LABELS: MDG Scene
WORKS: Sonata in C minor, Op. 21; Etude symphonique Op. 28; Etudes de concert, Op. 35; Etude mélodique, Op. 18; Etude pathétique, Op 124; Etude romantique, Op. 132; Etude humoristique, Op. 138; Etude scolastique, Op. 139; Souvenir d’enfance
PERFORMER: Johann Blanchard (piano)
CATALOGUE NO: MDG 904 1871-6
In the 1955 edition of his Oxford Companion to Music, Percy Scholes described Chaminade’s short piano pieces as having ‘no intricacy of texture, no elaboration of form, and no depth of feeling’, but as being ‘so tasteful in conception and execution as to disarm the highbrow critic’. It seems probable that Johann Blanchard wanted to counter this condescending attitude by turning to her more substantial works, notably her C minor Sonata, published in 1895. He does an honest and technically competent job. The question is, do more intricate textures and elaborate forms add any depth of feeling?

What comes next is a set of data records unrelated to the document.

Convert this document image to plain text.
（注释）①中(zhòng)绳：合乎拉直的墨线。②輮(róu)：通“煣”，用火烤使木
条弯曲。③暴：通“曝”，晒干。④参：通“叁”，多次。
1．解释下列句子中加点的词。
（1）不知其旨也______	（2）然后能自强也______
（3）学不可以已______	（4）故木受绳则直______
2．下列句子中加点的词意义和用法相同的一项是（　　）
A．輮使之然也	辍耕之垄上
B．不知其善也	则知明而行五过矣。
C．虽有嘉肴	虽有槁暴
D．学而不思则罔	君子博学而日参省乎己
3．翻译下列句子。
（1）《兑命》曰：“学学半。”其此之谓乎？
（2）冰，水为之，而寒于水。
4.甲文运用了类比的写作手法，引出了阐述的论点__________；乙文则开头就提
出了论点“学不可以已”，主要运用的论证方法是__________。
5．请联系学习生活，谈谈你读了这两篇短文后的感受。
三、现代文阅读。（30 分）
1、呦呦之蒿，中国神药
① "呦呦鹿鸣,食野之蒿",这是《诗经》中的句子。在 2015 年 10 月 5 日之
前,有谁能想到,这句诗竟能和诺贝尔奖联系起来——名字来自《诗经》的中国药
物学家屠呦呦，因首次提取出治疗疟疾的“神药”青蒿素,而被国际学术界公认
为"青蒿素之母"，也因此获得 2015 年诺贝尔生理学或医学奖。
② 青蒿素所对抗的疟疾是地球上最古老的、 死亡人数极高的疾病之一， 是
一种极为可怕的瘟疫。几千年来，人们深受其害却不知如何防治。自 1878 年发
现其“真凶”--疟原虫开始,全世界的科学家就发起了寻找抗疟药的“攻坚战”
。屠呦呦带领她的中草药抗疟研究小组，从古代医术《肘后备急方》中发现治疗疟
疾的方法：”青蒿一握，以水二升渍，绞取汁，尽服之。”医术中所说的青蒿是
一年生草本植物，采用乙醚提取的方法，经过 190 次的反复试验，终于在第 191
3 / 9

Sadly, the answer must be ‘no’. I can’t think that having Benjamin Godard as her composition teacher was the best of starts, and all that more ambitious pieces provide is a more overt, and indeed tedious reliance on tricks of the trade – particularly sequences in which you can often guess the details of the next 20 seconds or so. Above all, this music is relentlessly sentimental. No surprise, then, that it was blown away by the new music of the 1920s and that the poor composer had to sell her country villa. Despite Blanchard’s efforts, a return to Chaminade’s glory days seems unlikely.